Negro, vindo de família pobre, conseguiu se tornar um ator bem-sucedido. O percurso do combatente, porém, não foi curto. Ele examina os infinitos percursos do preconceito. Passa por elementos conhecidos, mas que persistem. Um exemplo: “O índice de negros na publicidade é muito pequeno. Se nós fôssemos refletir a realidade, como a população negra representa aproximadamente 54% da população total, na publicidade deveríamos ter então pelo menos 50% de negros. Eles não chegam a 15%”. Lázaro e sua mulher Taís Araújo fazem propaganda em horário nobre. O que isso significa? Que falar em preconceito é mimimi? Que quem luta vence?
Não. A maioria luta muito e não vence. A exclusão é estrutural. Entre as tentas histórias e referência citadas no livro uma, baseada numa declaração da escritora Conceição Evaristo, é marcante: “Devemos fazer uma leitura de que somos exceção. Quando nos prendemos muito a esse elogia da história pessoal (‘ela veio da favela e conseguiu’). Corremos o risco de dizer que o outro não conseguiu porque não quis, e isso não é verdade. A exceção simplesmente confirma a regra”. A prova disso é que nas novelas de televisão negros continuam fazendo majoritariamente papéis subalternos. O cinismo diz que é por realismo.
A introjeção do preconceito é perversa. Crianças negras submetidas a um teste para dizer qual boneca é mais bonita indicam a boneca branca, e qual é má, apontam a boneca negra. Quando perguntadas com qual boneca se parecem, fixam a negra. Nada é por acaso. O preconceito é uma construção histórica multissecular. Outro ponto do livro que me pegou é uma citação sobre os oito personagens típicos de negro na televisão: mãe preta, empregada doméstica espevitada, fiel amigo do jagunço, escravo, negra fogosa, malandro, negro perfeito (para branco admirar) e negro escada (para branco subir).
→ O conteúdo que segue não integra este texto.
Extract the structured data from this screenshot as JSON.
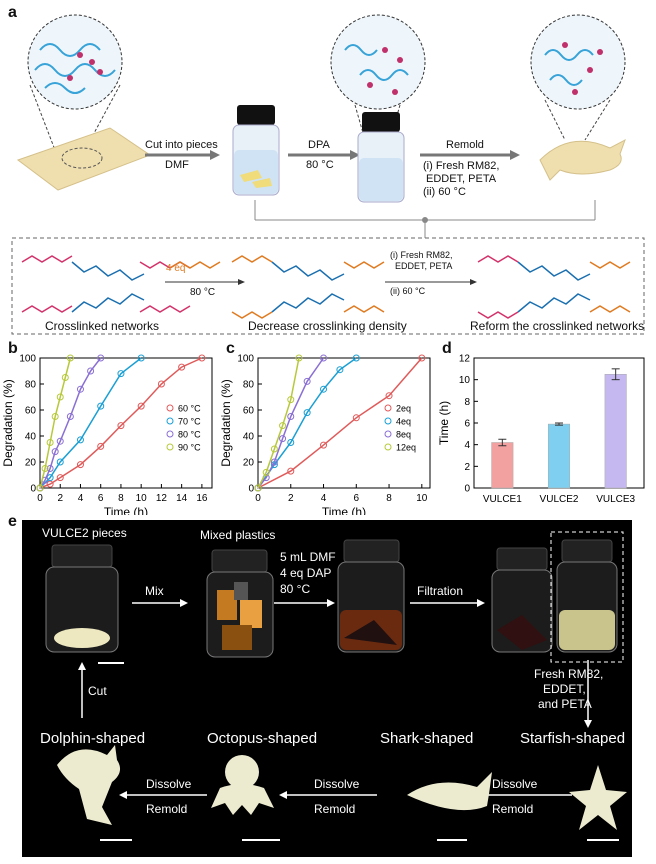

Clássicos.
O relato de Lázaro Ramos tem leveza e tristeza. O vencedor faz o balanço das suas lutas. Conta das tantas vezes em que foi vítima de discriminação. Confessa que já ficou sem resposta diante da complexidade da questão abordada. Segui o ritmo da narração. Senti emoção. Colhi verdades. A luta continua. O Brasil vive um momento extremo de combate ao racismo, ao machismo e à homofobia. Vai longe. Basta pensar no caso William Waack, o jornalismo ídolo da direita pego em flagrante de racismo disparando um "isso é coisa de preto". A diferença é que a conta começa a chegar.